Visual Arts Content Standards for California Public Schools

Grades 9–12 (Proficient)

1.0 Artistic Perception
1.5 Analyze the material used by a given artist and describe how its use influences the meaning of the work.
1.6 Compare and contrast similar styles of works of art done in electronic media with those done with materials traditionally used in the visual arts.

2.0 Creative Expression
2.4 Review and refine observational drawing skills.

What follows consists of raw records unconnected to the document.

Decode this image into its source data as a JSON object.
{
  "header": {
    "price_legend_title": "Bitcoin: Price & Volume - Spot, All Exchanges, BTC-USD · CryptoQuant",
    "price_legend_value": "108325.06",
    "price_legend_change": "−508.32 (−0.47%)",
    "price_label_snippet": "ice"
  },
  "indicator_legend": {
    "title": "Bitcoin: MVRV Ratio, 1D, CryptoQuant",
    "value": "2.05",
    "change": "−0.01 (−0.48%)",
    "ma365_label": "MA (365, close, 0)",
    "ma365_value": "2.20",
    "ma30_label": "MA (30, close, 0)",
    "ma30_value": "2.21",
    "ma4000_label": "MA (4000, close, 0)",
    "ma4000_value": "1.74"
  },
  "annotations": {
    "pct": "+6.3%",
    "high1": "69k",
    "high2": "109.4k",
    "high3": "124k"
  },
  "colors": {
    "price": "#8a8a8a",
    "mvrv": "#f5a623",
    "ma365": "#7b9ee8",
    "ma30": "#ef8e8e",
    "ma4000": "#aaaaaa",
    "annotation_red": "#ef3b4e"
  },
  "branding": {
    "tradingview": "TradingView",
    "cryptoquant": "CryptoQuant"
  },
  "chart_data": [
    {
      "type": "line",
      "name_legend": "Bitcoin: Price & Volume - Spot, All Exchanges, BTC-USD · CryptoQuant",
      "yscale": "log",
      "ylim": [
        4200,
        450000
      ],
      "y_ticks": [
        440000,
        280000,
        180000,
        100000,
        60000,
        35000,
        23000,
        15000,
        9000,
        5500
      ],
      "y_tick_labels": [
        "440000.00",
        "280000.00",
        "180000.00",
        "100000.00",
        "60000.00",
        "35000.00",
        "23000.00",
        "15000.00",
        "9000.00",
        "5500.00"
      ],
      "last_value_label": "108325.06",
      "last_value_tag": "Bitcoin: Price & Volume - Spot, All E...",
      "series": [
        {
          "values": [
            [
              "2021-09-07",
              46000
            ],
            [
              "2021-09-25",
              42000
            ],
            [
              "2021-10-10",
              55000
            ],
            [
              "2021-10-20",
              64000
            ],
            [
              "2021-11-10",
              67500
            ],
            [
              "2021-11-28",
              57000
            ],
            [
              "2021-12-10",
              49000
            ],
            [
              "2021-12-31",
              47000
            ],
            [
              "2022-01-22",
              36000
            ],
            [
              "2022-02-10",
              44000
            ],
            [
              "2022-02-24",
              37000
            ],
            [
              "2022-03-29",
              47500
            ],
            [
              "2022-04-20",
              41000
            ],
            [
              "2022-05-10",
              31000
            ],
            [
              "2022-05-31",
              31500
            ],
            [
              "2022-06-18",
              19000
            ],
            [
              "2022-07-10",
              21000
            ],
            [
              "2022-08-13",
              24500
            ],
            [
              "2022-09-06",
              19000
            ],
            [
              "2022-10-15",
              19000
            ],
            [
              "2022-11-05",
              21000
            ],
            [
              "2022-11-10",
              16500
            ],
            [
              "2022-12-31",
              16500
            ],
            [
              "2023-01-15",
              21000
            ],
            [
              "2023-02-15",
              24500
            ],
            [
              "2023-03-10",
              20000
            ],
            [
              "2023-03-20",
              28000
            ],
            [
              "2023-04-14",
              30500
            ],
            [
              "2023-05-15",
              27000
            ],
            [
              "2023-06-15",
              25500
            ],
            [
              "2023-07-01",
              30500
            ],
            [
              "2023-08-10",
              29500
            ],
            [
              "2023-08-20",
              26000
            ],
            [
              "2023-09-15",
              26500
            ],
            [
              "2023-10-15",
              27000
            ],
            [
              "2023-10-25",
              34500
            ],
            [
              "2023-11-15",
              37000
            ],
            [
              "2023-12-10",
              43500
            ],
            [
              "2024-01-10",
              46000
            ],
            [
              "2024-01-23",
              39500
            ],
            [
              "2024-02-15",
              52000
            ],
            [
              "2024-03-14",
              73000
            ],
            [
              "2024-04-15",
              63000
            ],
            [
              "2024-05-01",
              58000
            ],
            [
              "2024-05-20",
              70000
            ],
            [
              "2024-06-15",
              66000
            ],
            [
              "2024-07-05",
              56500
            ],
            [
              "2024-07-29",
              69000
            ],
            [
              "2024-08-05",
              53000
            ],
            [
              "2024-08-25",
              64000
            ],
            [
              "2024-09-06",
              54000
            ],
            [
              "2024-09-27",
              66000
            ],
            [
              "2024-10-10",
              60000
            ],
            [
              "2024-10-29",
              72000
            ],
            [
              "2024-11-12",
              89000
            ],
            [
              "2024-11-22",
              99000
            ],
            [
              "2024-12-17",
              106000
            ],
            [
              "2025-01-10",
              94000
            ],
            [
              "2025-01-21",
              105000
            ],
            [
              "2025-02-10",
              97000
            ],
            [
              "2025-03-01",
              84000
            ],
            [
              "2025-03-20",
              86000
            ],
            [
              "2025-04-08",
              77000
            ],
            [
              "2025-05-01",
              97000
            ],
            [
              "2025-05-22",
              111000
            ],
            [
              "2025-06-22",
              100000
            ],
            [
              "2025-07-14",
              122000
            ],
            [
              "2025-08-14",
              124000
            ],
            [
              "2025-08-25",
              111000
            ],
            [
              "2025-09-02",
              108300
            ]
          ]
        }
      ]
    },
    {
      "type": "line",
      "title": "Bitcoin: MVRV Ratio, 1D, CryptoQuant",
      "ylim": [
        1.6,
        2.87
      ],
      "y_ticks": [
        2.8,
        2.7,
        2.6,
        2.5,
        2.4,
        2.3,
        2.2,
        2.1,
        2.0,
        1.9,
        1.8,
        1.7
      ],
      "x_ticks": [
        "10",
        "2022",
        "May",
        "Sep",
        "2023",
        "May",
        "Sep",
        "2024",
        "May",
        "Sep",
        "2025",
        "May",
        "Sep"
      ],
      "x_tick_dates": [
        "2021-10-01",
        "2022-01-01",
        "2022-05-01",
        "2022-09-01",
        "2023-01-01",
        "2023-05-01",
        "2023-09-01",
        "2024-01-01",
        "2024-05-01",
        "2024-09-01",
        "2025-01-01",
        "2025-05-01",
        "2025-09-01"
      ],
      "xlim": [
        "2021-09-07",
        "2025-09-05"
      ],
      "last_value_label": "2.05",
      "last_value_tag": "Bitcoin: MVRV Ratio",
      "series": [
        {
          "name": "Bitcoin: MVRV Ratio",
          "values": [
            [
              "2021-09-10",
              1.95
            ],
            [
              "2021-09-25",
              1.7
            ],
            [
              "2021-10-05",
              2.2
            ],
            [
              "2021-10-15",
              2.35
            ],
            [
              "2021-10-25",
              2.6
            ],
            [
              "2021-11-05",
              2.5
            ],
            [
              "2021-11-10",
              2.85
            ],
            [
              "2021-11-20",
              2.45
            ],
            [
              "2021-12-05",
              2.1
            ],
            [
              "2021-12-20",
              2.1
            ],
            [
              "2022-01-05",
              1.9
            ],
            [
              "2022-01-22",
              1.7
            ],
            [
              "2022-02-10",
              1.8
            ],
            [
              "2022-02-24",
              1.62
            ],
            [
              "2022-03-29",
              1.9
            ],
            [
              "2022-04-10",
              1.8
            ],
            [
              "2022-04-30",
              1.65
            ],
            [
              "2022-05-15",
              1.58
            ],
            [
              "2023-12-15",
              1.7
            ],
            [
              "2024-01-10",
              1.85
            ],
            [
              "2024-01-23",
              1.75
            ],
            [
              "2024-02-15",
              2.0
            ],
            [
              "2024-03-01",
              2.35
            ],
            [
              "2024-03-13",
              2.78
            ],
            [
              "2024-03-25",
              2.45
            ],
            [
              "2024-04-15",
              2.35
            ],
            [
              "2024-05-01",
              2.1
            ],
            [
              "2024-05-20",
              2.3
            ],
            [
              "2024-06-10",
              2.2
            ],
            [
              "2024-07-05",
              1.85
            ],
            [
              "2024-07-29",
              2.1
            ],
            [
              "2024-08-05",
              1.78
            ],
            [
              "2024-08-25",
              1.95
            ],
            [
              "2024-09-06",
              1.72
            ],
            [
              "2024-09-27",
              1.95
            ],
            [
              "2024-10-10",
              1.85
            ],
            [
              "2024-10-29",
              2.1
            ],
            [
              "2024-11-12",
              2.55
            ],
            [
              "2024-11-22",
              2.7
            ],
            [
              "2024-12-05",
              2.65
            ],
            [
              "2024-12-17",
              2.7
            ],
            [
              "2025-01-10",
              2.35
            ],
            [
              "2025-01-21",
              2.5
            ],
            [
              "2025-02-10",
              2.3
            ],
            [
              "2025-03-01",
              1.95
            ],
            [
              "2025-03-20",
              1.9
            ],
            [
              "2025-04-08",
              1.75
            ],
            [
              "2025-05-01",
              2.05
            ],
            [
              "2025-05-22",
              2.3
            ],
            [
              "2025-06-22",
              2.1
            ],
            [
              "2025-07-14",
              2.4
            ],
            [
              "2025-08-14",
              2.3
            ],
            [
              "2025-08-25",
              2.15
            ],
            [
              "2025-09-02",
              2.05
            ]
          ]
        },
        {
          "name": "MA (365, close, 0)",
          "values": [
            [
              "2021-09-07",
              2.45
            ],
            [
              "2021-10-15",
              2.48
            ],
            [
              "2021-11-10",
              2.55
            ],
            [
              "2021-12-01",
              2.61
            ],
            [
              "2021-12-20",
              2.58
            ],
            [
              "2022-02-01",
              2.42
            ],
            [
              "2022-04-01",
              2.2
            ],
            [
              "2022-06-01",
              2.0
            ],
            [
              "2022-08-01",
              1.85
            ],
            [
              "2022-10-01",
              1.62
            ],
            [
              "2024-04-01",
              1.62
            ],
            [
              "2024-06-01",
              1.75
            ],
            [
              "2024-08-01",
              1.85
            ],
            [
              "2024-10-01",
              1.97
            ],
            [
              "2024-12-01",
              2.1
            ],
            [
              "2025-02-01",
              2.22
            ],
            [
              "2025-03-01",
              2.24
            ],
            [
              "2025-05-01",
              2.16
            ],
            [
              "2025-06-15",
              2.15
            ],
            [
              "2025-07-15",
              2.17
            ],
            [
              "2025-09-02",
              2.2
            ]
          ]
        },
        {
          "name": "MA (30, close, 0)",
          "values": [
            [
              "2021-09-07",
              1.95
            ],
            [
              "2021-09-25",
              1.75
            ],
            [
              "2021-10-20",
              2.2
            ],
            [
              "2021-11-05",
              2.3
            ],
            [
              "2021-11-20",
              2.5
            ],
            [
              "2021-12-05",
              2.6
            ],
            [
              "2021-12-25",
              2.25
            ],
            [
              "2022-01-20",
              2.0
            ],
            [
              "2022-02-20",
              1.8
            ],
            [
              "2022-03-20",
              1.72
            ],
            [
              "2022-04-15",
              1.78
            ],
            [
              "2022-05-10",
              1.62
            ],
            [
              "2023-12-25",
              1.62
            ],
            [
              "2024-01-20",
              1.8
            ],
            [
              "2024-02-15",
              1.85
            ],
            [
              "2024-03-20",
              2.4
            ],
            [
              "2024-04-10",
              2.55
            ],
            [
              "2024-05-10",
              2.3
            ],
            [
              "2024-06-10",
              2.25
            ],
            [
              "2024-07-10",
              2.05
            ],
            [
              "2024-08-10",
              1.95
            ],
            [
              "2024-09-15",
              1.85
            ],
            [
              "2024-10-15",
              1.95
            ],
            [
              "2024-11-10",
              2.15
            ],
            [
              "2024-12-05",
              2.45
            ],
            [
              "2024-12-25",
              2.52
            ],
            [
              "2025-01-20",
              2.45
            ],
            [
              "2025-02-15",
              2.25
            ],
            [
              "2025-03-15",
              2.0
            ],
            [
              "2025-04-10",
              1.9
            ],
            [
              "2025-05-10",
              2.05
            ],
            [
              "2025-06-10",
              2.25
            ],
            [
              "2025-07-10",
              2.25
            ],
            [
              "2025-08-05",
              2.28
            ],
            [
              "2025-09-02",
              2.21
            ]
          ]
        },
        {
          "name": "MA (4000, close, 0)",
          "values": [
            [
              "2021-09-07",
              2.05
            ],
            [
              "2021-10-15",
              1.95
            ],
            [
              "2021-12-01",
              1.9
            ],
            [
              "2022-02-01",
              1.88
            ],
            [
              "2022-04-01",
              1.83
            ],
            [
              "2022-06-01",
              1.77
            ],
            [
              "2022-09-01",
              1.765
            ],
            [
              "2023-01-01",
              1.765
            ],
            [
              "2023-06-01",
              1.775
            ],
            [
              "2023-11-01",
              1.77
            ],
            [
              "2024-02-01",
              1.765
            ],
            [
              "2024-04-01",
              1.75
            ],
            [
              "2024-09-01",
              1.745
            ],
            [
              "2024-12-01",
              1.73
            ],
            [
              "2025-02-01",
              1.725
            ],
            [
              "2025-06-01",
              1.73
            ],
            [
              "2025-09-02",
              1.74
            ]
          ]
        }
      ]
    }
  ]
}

3.0 Historical and Cultural Context
3.2 Identify and describe the role and influence of new technologies on contemporary works of art.

Grades 9–12 (Advanced)

1.0 Artistic Perception
1.2 Discuss a series of their original works of art, using the appropriate vocabulary of art.
1.4 Research two periods of painting, sculpture, film, or other media and discuss their similarities and differences, using the language of the visual arts.
1.6 Describe the use of the elements of art to express mood in one or more of their works of art.
1.8 Analyze the works of a well-known artist as to the art media selected and the effect of that selection on the artist's style.

2.0 Creative Expression
2.1 Create original works of art of increasing complexity and skill in a variety of media that reflect their feelings and points of view.
2.2 Plan and create works of art that reflect complex ideas, such as distortion, color theory, arbitrary color, scale, expressive content, and real versus virtual.
2.4 Demonstrate in their own works of art a personal style and an advanced proficiency in communicating an idea, theme, or emotion.
2.6 Present a universal concept in a multimedia work of art that demonstrates knowledge of technology skills.

3.0 Historical and Cultural Context
3.3 Investigate and discuss universal concepts expressed in works of art from diverse cultures.

4.0 Aesthetic Valuing
4.1 Describe the relationship involving the art maker (artist), the making (process), the artwork (product), and the viewer.
4.2 Identify the intentions of artists creating contemporary works of art and explore the implications of those intentions.

5.0 Connections, Relationships, Applications
5.2 Compare and contrast works of art, probing beyond the obvious and identifying psychological content found in the symbols and images.